Co-op to allay fears over new contracts
Dairygold has committed itself to a €120m investment in a “world-class dairy processing facility” in Cork which will allow the company to process all the milk its 3,000 suppliers can produce once the existing quota system is lifted in 2015.
However, in addition to the cost of the expansion, Dairygold needs €50m for “working capital”.
Therefore, it is introducing a new “milk supply and purchase agreement” which will require the suppliers to contribute 0.5c per litre of milk towards a “revolving fund” over the course of seven years.
The first 75,000 litres each year will be exempt. When the Dairygold “quoted milk price” falls below 27c per litre, the contributions will not be deducted.
Contributions will be repaid in the eighth year after receipt; contributions made during 2013 will be repaid in 2020; 2014 payments in 2021; and so on.
Farmers argue that 27c per litre minimum is too low a baseline and, at that price or slightly above production costs, means they will not make money and could make a loss.
If suppliers do not sign up by March, they will face a penalty of 2c per litre for production from May 2013 payments onwards.
Farmers are also concerned that they could lose up to €30,000 if they pull out of the scheme early and without the two years’ notice specified in the Dairygold contracts.
However, the co-op says the suppliers will get their money back in all instances, except if they leave the society to supply another purchaser without providing adequate notice.
Farmers also fear that Dairygold is using figures accumulated in the first quarter of 2012 as its basis for expansion predictions. Those figures pointed to a 63.5% increase in production post-quota.
Suppliers such as Mitchelstown farmer Eugene Sheehan believe the increase in output may be as little as 20%.
Dairygold insisted it intended to run the survey again in the first quarter of 2013 and if milk volumes are significantly different, “the scale and timing of the society’s investment in processing capacity will be amended accordingly”.

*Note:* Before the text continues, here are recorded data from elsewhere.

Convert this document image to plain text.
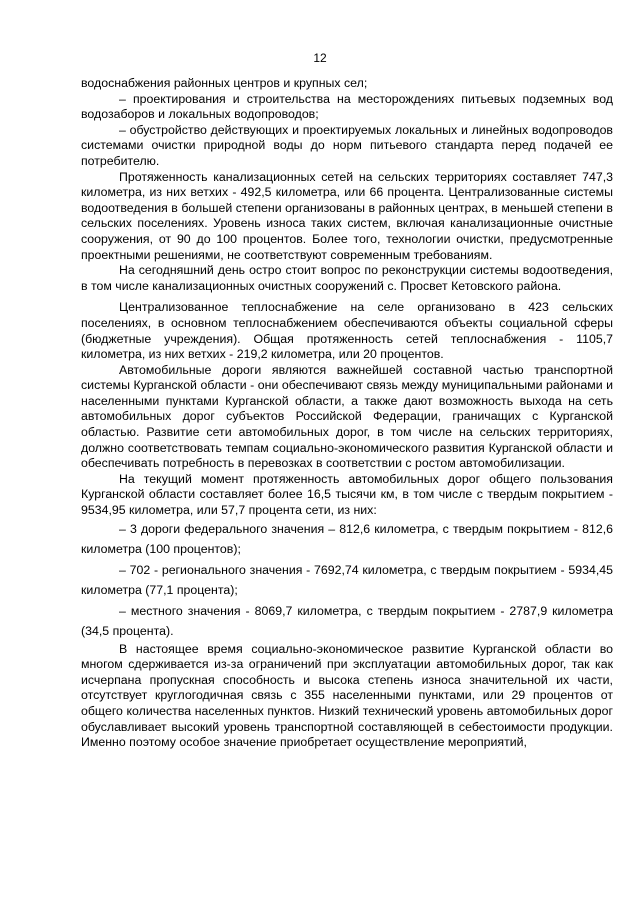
12

водоснабжения районных центров и крупных сел;

– проектирования и строительства на месторождениях питьевых подземных вод водозаборов и локальных водопроводов;

– обустройство действующих и проектируемых локальных и линейных водопроводов системами очистки природной воды до норм питьевого стандарта перед подачей ее потребителю.

Протяженность канализационных сетей на сельских территориях составляет 747,3 километра, из них ветхих - 492,5 километра, или 66 процента. Централизованные системы водоотведения в большей степени организованы в районных центрах, в меньшей степени в сельских поселениях. Уровень износа таких систем, включая канализационные очистные сооружения, от 90 до 100 процентов. Более того, технологии очистки, предусмотренные проектными решениями, не соответствуют современным требованиям.

На сегодняшний день остро стоит вопрос по реконструкции системы водоотведения, в том числе канализационных очистных сооружений с. Просвет Кетовского района.

Централизованное теплоснабжение на селе организовано в 423 сельских поселениях, в основном теплоснабжением обеспечиваются объекты социальной сферы (бюджетные учреждения). Общая протяженность сетей теплоснабжения - 1105,7 километра, из них ветхих - 219,2 километра, или 20 процентов.

Автомобильные дороги являются важнейшей составной частью транспортной системы Курганской области - они обеспечивают связь между муниципальными районами и населенными пунктами Курганской области, а также дают возможность выхода на сеть автомобильных дорог субъектов Российской Федерации, граничащих с Курганской областью. Развитие сети автомобильных дорог, в том числе на сельских территориях, должно соответствовать темпам социально-экономического развития Курганской области и обеспечивать потребность в перевозках в соответствии с ростом автомобилизации.

На текущий момент протяженность автомобильных дорог общего пользования Курганской области составляет более 16,5 тысячи км, в том числе с твердым покрытием - 9534,95 километра, или 57,7 процента сети, из них:

– 3 дороги федерального значения – 812,6 километра, с твердым покрытием - 812,6 километра (100 процентов);

– 702 - регионального значения - 7692,74 километра, с твердым покрытием - 5934,45 километра (77,1 процента);

– местного значения - 8069,7 километра, с твердым покрытием - 2787,9 километра (34,5 процента).

В настоящее время социально-экономическое развитие Курганской области во многом сдерживается из-за ограничений при эксплуатации автомобильных дорог, так как исчерпана пропускная способность и высока степень износа значительной их части, отсутствует круглогодичная связь с 355 населенными пунктами, или 29 процентов от общего количества населенных пунктов. Низкий технический уровень автомобильных дорог обуславливает высокий уровень транспортной составляющей в себестоимости продукции. Именно поэтому особое значение приобретает осуществление мероприятий,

Another major step Dairygold is taking, which is causing alarm to farmers, is a minimum shareholding of 4,000 shares per 100,000 litres of milk.
Mr Sheahan claimed that a farmer producing 450,000 litres of milk annually, who might only own 2,000 shares, would have to buy another 16,000 shares.
A company spokesman said: “We estimate over 60% have adequate shares. Those with under 4,000 shares per 100,000 litres will be required to increase their shareholding over time to that level at a rate of 0.5c per litre of milk supplied in each year. It also means that milk suppliers will increase their ownership of the society over time as milk supply grows.”